Adaptive design clinical trials

The next developments in care for allergic asthma will come from research that has been designed to be adaptive. Liu and his team are participating in one such study, Precision Interventions for Severe and/or Exacerbation-Prone (PrecISE) Asthma Network.

The multicenter clinical trial will involve adolescents and adults with severe asthma, targeting non-type 2 mechanisms of disease with five different drugs over 16 weeks of care and an 8-week washout period.

Bioanalysts will assess each patient at enrollment to determine which one of the five drugs will provide the most benefits.

“They have the statistical power to tell whether it’s futile to go on, in which case you drop that one and you move on to another, or whether you have proven that it is beneficial, in which case, then you already know to take that into FDA clinical trials for severe asthma,” Liu said.

Liu called it less like a randomized control trial and more like a crossover study, as the analysts will use predictive and monitoring biomarkers to determine which treatments patients will receive and predict how they will respond.

“That’s all getting us to that better place of personalized care,” Liu said.

Personalized precision medicine

The final trend will involve personalized precision medicine, Liu said, where care is tailored to each individual patient.

“This is part and parcel to what we do. Not only are there clinical pictures, and there’s symptoms, but they’re different in different patients,” Liu said.

“What’s actually driving them, it varies. It’s different. It can be a different mix of things. We’re always trying to understand that, to get to that difficult part of treatment, which is addressing the exposures that may be driving the reaction,” Liu said.

Overall, the goal is to leave patients satisfied with their care, Liu said.

“Maybe we’re not quite there yet,” he said. “In some ways, it can be great for some of our patients, and others, we fall short.

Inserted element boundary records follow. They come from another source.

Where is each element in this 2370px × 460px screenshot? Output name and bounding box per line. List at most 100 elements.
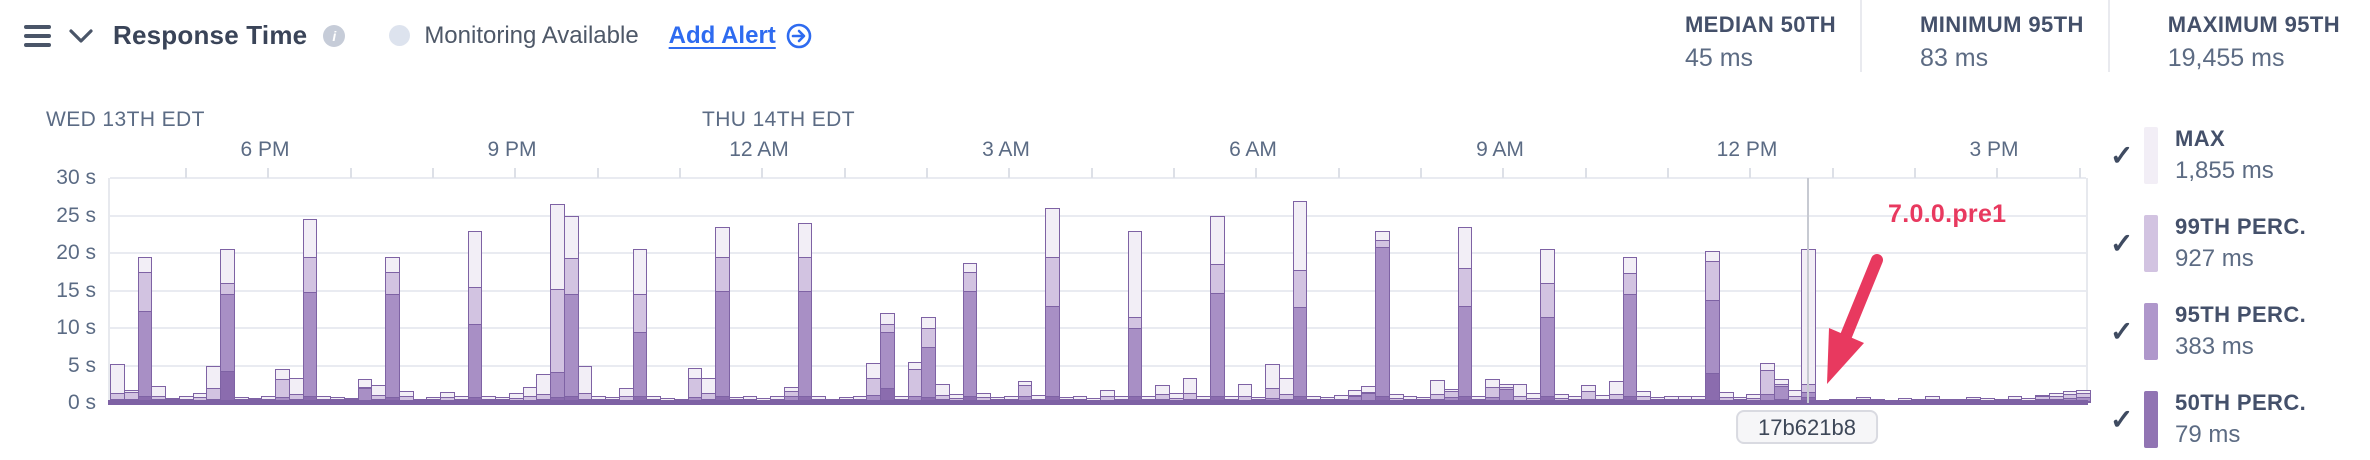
bar-segment-p95[interactable] bbox=[1210, 292, 1225, 403]
bar-segment-p95[interactable] bbox=[302, 292, 318, 403]
bar-segment-p95[interactable] bbox=[962, 290, 978, 403]
hour-tick bbox=[1666, 168, 1669, 178]
gridline bbox=[110, 289, 2086, 292]
legend-label: 95TH PERC. bbox=[2175, 302, 2307, 327]
date-label: WED 13TH EDT bbox=[46, 108, 205, 131]
hour-tick bbox=[761, 168, 764, 178]
bar-segment-p95[interactable] bbox=[1292, 307, 1308, 403]
bar-segment-p95[interactable] bbox=[467, 324, 483, 403]
hour-tick bbox=[843, 168, 846, 178]
hour-tick bbox=[1090, 168, 1093, 178]
y-tick-label: 25 s bbox=[56, 203, 96, 227]
hour-tick bbox=[925, 168, 928, 178]
stat-label: MINIMUM 95TH bbox=[1920, 12, 2084, 37]
bar-segment-p50[interactable] bbox=[1705, 373, 1720, 403]
bar-segment-p95[interactable] bbox=[1540, 316, 1555, 403]
y-tick-label: 20 s bbox=[56, 241, 96, 264]
hour-tick bbox=[2078, 168, 2081, 178]
stat-label: MEDIAN 50TH bbox=[1684, 12, 1837, 37]
y-tick-label: 0 s bbox=[67, 391, 96, 414]
x-tick-label: 12 AM bbox=[729, 138, 789, 161]
stat-minimum-95th: MINIMUM 95TH 83 ms bbox=[1860, 0, 2108, 72]
hour-tick bbox=[1419, 168, 1422, 178]
y-tick-label: 10 s bbox=[56, 316, 96, 339]
hour-tick bbox=[1913, 168, 1916, 178]
bar-segment-p95[interactable] bbox=[1457, 305, 1473, 403]
checkmark-icon: ✓ bbox=[2110, 140, 2134, 171]
hour-tick bbox=[1008, 168, 1011, 178]
legend-swatch-50th bbox=[2144, 391, 2158, 448]
chevron-down-icon[interactable] bbox=[69, 28, 93, 43]
y-tick-label: 15 s bbox=[56, 278, 96, 302]
hour-tick bbox=[267, 168, 270, 178]
hour-tick bbox=[431, 168, 434, 178]
x-tick-label: 6 PM bbox=[240, 138, 290, 161]
release-annotation: 7.0.0.pre1 bbox=[1888, 200, 2007, 228]
legend-swatch-max bbox=[2144, 127, 2158, 184]
gridline bbox=[110, 252, 2086, 254]
hour-tick bbox=[1749, 168, 1752, 178]
hour-tick bbox=[185, 168, 187, 178]
legend-label: 99TH PERC. bbox=[2175, 214, 2307, 239]
deploy-marker-line[interactable] bbox=[1807, 178, 1809, 403]
arrow-circle-right-icon[interactable] bbox=[786, 23, 812, 49]
bar-segment-p95[interactable] bbox=[385, 294, 400, 403]
legend-value: 927 ms bbox=[2175, 245, 2254, 272]
x-tick-label: 3 AM bbox=[982, 138, 1030, 161]
checkmark-icon: ✓ bbox=[2110, 404, 2134, 435]
legend-item-50th-perc[interactable]: ✓ 50TH PERC. 79 ms bbox=[2110, 390, 2306, 449]
legend-item-99th-perc[interactable]: ✓ 99TH PERC. 927 ms bbox=[2110, 214, 2306, 273]
summary-stats: MEDIAN 50TH 45 ms MINIMUM 95TH 83 ms MAX… bbox=[1627, 0, 2370, 72]
bar-segment-p95[interactable] bbox=[1045, 306, 1060, 403]
revision-tooltip: 17b621b8 bbox=[1736, 410, 1878, 444]
legend-swatch-99th bbox=[2144, 215, 2158, 272]
hour-tick bbox=[1996, 168, 1999, 178]
stat-maximum-95th: MAXIMUM 95TH 19,455 ms bbox=[2107, 0, 2370, 72]
x-tick-label: 12 PM bbox=[1716, 138, 1778, 161]
bar-segment-p95[interactable] bbox=[921, 346, 936, 403]
gridline bbox=[110, 327, 2086, 329]
plot-area bbox=[108, 168, 2091, 405]
add-alert-link[interactable]: Add Alert bbox=[668, 21, 776, 49]
legend-label: MAX bbox=[2175, 126, 2226, 151]
stat-median-50th: MEDIAN 50TH 45 ms bbox=[1627, 0, 1860, 72]
y-tick-label: 5 s bbox=[67, 353, 96, 377]
bar-segment-p95[interactable] bbox=[632, 331, 648, 403]
bar-segment-p50[interactable] bbox=[220, 370, 235, 403]
hour-tick bbox=[596, 168, 599, 178]
hour-tick bbox=[1255, 168, 1258, 178]
legend-swatch-95th bbox=[2144, 303, 2158, 360]
hour-tick bbox=[1502, 168, 1505, 178]
gridline bbox=[110, 177, 2086, 179]
bar-segment-p95[interactable] bbox=[1622, 294, 1638, 403]
stat-value: 19,455 ms bbox=[2167, 44, 2285, 72]
x-axis-baseline bbox=[108, 400, 2088, 405]
bar-segment-p95[interactable] bbox=[797, 290, 813, 403]
monitoring-available-label: Monitoring Available bbox=[424, 21, 639, 49]
bar-segment-p95[interactable] bbox=[1375, 247, 1390, 403]
legend-item-95th-perc[interactable]: ✓ 95TH PERC. 383 ms bbox=[2110, 302, 2306, 361]
legend-value: 383 ms bbox=[2175, 333, 2254, 360]
hour-tick bbox=[514, 168, 517, 178]
bar-segment-p95[interactable] bbox=[563, 293, 579, 403]
hour-tick bbox=[349, 168, 352, 178]
hour-tick bbox=[678, 168, 681, 178]
legend-item-max[interactable]: ✓ MAX 1,855 ms bbox=[2110, 126, 2306, 185]
monitoring-status-dot bbox=[389, 25, 411, 46]
info-icon[interactable]: i bbox=[323, 24, 346, 47]
bar-segment-p95[interactable] bbox=[1127, 328, 1143, 403]
checkmark-icon: ✓ bbox=[2110, 228, 2134, 259]
drag-handle-icon[interactable] bbox=[24, 24, 51, 47]
x-tick-label: 3 PM bbox=[1969, 138, 2019, 161]
date-label: THU 14TH EDT bbox=[702, 108, 855, 131]
widget-header: Response Time i Monitoring Available Add… bbox=[0, 0, 2370, 80]
bar-segment-p95[interactable] bbox=[715, 290, 730, 403]
legend-label: 50TH PERC. bbox=[2175, 390, 2307, 415]
checkmark-icon: ✓ bbox=[2110, 316, 2134, 347]
gridline bbox=[110, 364, 2086, 367]
hour-tick bbox=[1337, 168, 1340, 178]
x-tick-label: 6 AM bbox=[1229, 138, 1277, 161]
bar-segment-p95[interactable] bbox=[137, 310, 153, 403]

But I think we’re getting to a better place.”

Key to success

Success in these trends will depend on collaboration, Liu said.

“You can see the march forward in innovation and science,” Liu said. “You see the themes moving forward because it’s many people who are working on it and identifying what are the themes that make up the difference.”

Liu thanked his team in the Children’s Hospital Colorado AIRE Program, as well as the laboratories in other specialties that he has partnered with.

“We’re really fortunate to be able to do this together,” Liu said. “I think the team science is really helpful where people work together, people collaborate to collectively leave it greater than the sum of the parts.”